Она посмотрела на меня со злостью, и у меня защемило сердце. Но не от взгляда оно защемило. То есть о взгляда, но не от злости. Не знаю от чего, наверное, о нее самой, от чего-то такого в ней, что… чему уже не быть со мной, моим (а я понимал это «никогда»).
— Я уезжаю, — сказала она намеренно спокойно. — Извините, у меня мало времени. Если вы что-то хотели мне сообщить по делу, то я слушаю, а если нет, то…
И она пожала плечами.
— Нет, по делу — ничего, — угрюмо отвечал я, упирая на «дело».
— Ну что ж — тогда прощайте.
Я оглянулся на Коробкина. Он стоял к нам боком: прямой и неподвижный, вытянутый. Он стоял и смотрел на море, и мне показалось, что он смотрел не моргая. Он не оглянулся на мой взгляд, а мне хотелось, чтобы он оглянулся. «Финита ля…» — глупо пронеслось в моей голове.
— Не уходите, — вдруг сказал я Марте. — Я прошу вас, не уходите.
Она долгим взглядом посмотрела на меня и ничего не ответила. А мне нечего больше было сказать ей. Она смотрела на меня, а я на нее. Не знаю, что было в моем взгляде, но ее взгляд выражал только усталость. «Хоть бы что нибудь другое, только не это», — сказал я себе.
— Я пойду, — сказала она и повернулась.
Она сделала уходящий шаг, а я почему-то шагнул назад. Но здесь… Я как будто ткнулся об стену — твердую, холодную и — не имеющую конца. И здесь я бросился за Мартой и схватил ее за руку.
— Подождите, — сказал я задохнувшись, словно от быстрого бега. — Не надо уходить… так.

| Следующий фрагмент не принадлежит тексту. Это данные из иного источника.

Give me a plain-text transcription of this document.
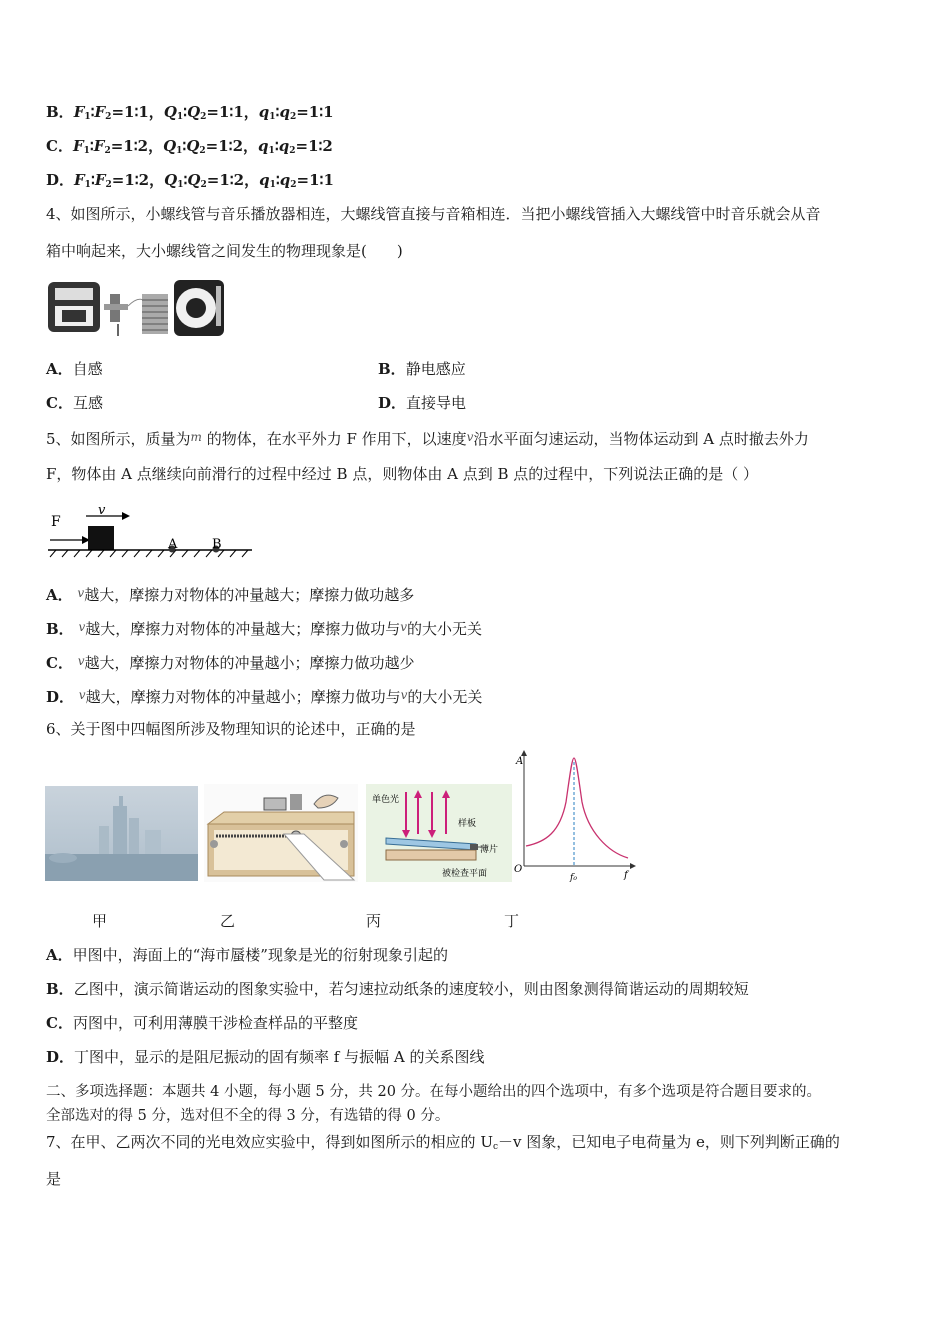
B．$F_1∶F_2=1∶1$，$Q_1∶Q_2=1∶1$，$q_1∶q_2=1∶1$
C．$F_1∶F_2=1∶2$，$Q_1∶Q_2=1∶2$，$q_1∶q_2=1∶2$
D．$F_1∶F_2=1∶2$，$Q_1∶Q_2=1∶2$，$q_1∶q_2=1∶1$
4、如图所示，小螺线管与音乐播放器相连，大螺线管直接与音箱相连．当把小螺线管插入大螺线管中时音乐就会从音
箱中响起来，大小螺线管之间发生的物理现象是(　　)
A．自感	B．静电感应
C．互感	D．直接导电
5、如图所示，质量为$^m$ 的物体，在水平外力 F 作用下，以速度$^v$沿水平面匀速运动，当物体运动到 A 点时撤去外力
F，物体由 A 点继续向前滑行的过程中经过 B 点，则物体由 A 点到 B 点的过程中，下列说法正确的是（ ）
F
v
A	B
A． $^v$越大，摩擦力对物体的冲量越大；摩擦力做功越多
B． $^v$越大，摩擦力对物体的冲量越大；摩擦力做功与$^v$的大小无关
C． $^v$越大，摩擦力对物体的冲量越小；摩擦力做功越少
D． $^v$越大，摩擦力对物体的冲量越小；摩擦力做功与$^v$的大小无关
6、关于图中四幅图所涉及物理知识的论述中，正确的是
单色光
样板
薄片
被检查平面
A
O
f₀	f
甲	乙	丙	丁
A．甲图中，海面上的“海市蜃楼”现象是光的衍射现象引起的
B．乙图中，演示简谐运动的图象实验中，若匀速拉动纸条的速度较小，则由图象测得简谐运动的周期较短
C．丙图中，可利用薄膜干涉检查样品的平整度
D．丁图中，显示的是阻尼振动的固有频率 f 与振幅 A 的关系图线
二、多项选择题：本题共 4 小题，每小题 5 分，共 20 分。在每小题给出的四个选项中，有多个选项是符合题目要求的。
全部选对的得 5 分，选对但不全的得 3 分，有选错的得 0 分。
7、在甲、乙两次不同的光电效应实验中，得到如图所示的相应的 $U_c-v$ 图象，已知电子电荷量为 e，则下列判断正确的
是
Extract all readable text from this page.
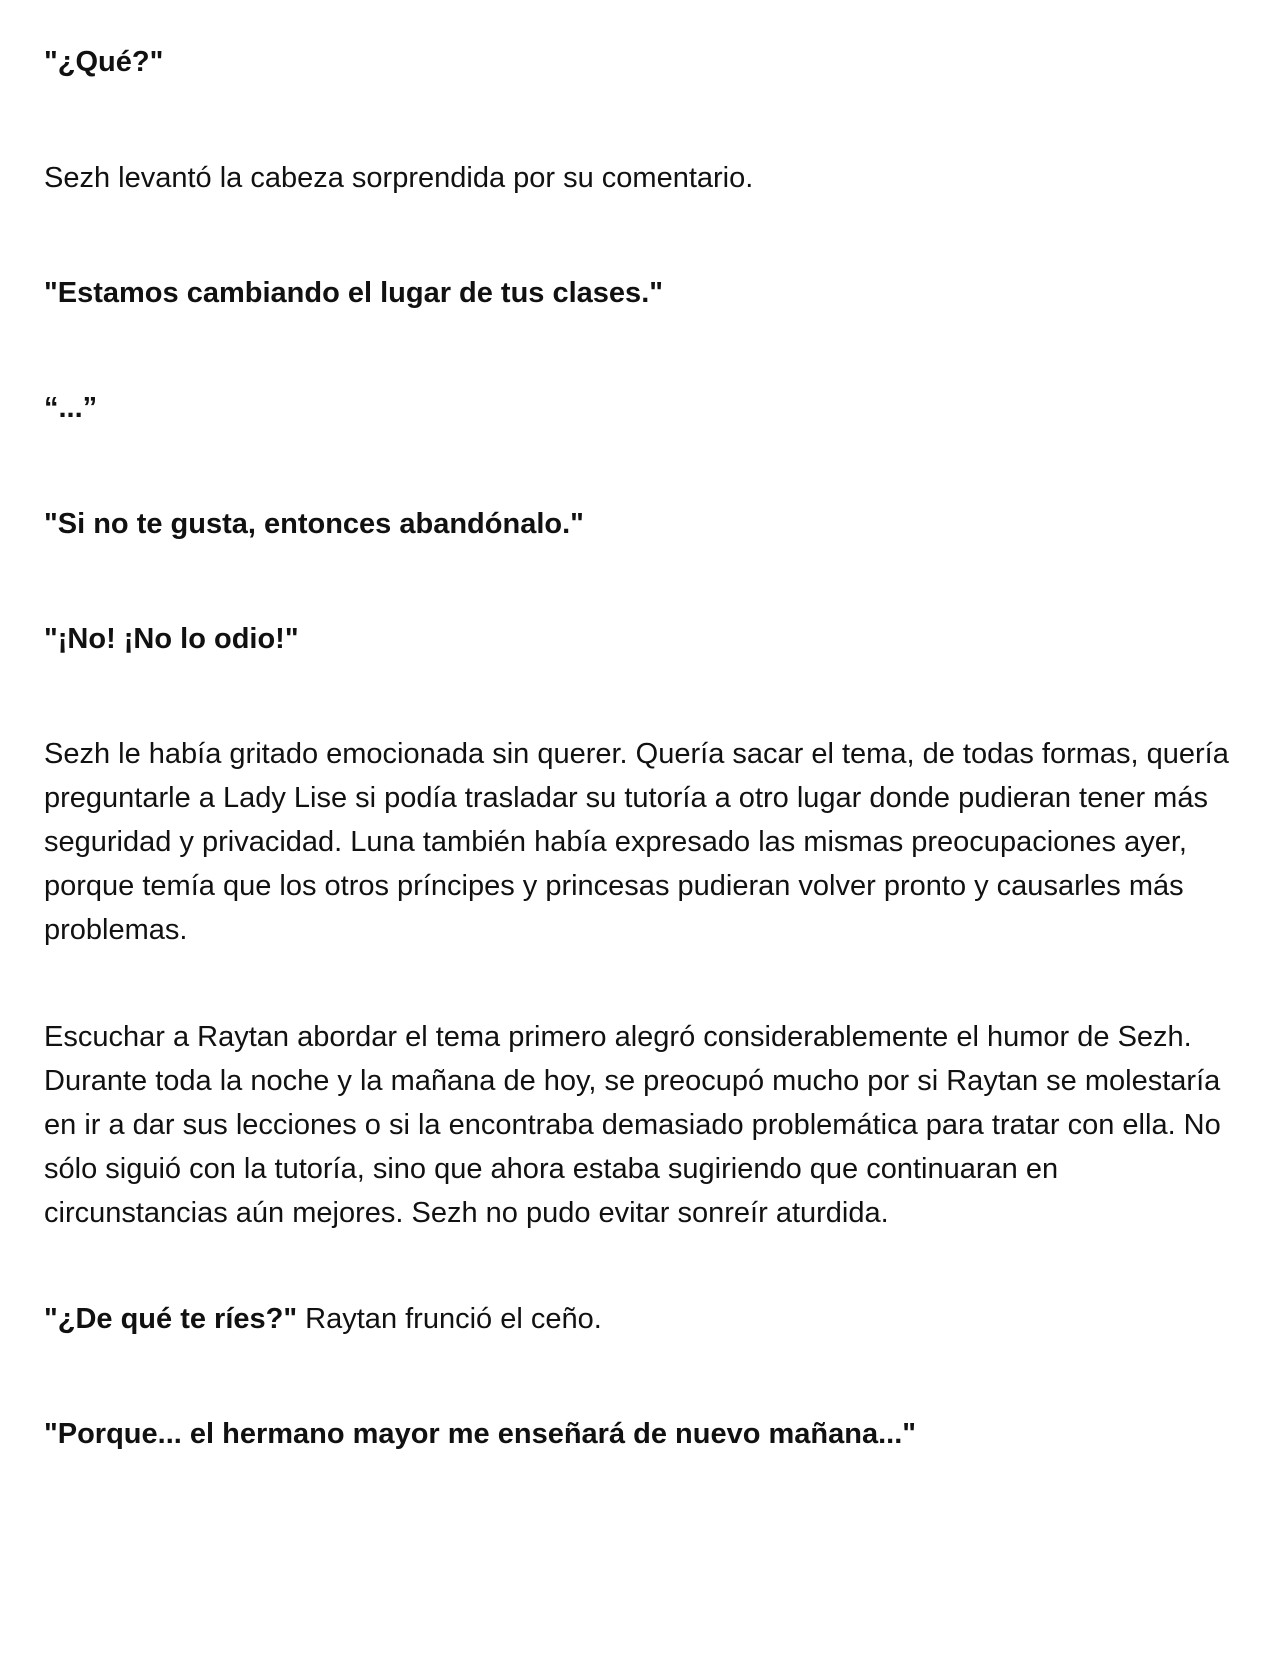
"¿Qué?"

Sezh levantó la cabeza sorprendida por su comentario.

"Estamos cambiando el lugar de tus clases."

“...”

"Si no te gusta, entonces abandónalo."

"¡No! ¡No lo odio!"

Sezh le había gritado emocionada sin querer. Quería sacar el tema, de todas formas, quería preguntarle a Lady Lise si podía trasladar su tutoría a otro lugar donde pudieran tener más seguridad y privacidad. Luna también había expresado las mismas preocupaciones ayer, porque temía que los otros príncipes y princesas pudieran volver pronto y causarles más problemas.

Escuchar a Raytan abordar el tema primero alegró considerablemente el humor de Sezh. Durante toda la noche y la mañana de hoy, se preocupó mucho por si Raytan se molestaría en ir a dar sus lecciones o si la encontraba demasiado problemática para tratar con ella. No sólo siguió con la tutoría, sino que ahora estaba sugiriendo que continuaran en circunstancias aún mejores. Sezh no pudo evitar sonreír aturdida.

"¿De qué te ríes?" Raytan frunció el ceño.

"Porque... el hermano mayor me enseñará de nuevo mañana..."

— Отпустите, — резко воскликнула она и дернула руку к себе. — Мальчишка! Что ты можешь понимать! Что ты можешь понимать!
Она говорила резко, почти грубо, лицо ее как-то в одно мгновение покраснело, а глаза заблестели. Вся она напряглась, и мне показалось, что она может сейчас ударить меня. Хоть бы она это сделала!
— Что ты все лезешь! — продолжала кричать она. — Что ты во все вмешиваешься! Что ты можешь понимать! Нет никакого добра, понимаешь ты, нет никакого. И понимания никакого нет. Ты думаешь — ты хороший? Все хорошие, когда для себя. Когда для себя нужно, то все хорошие. Когда для себя нужно, то все добрые и понимающие. Для себя все, для себя. И не хочу я никаких ваших «философий». Спасибо, наслушалась. Словами все можно: ими все, что хочешь, построишь и все, что хочешь, зачеркнешь.
— Я не хотел, — успел вставить я, но она меня не слушала.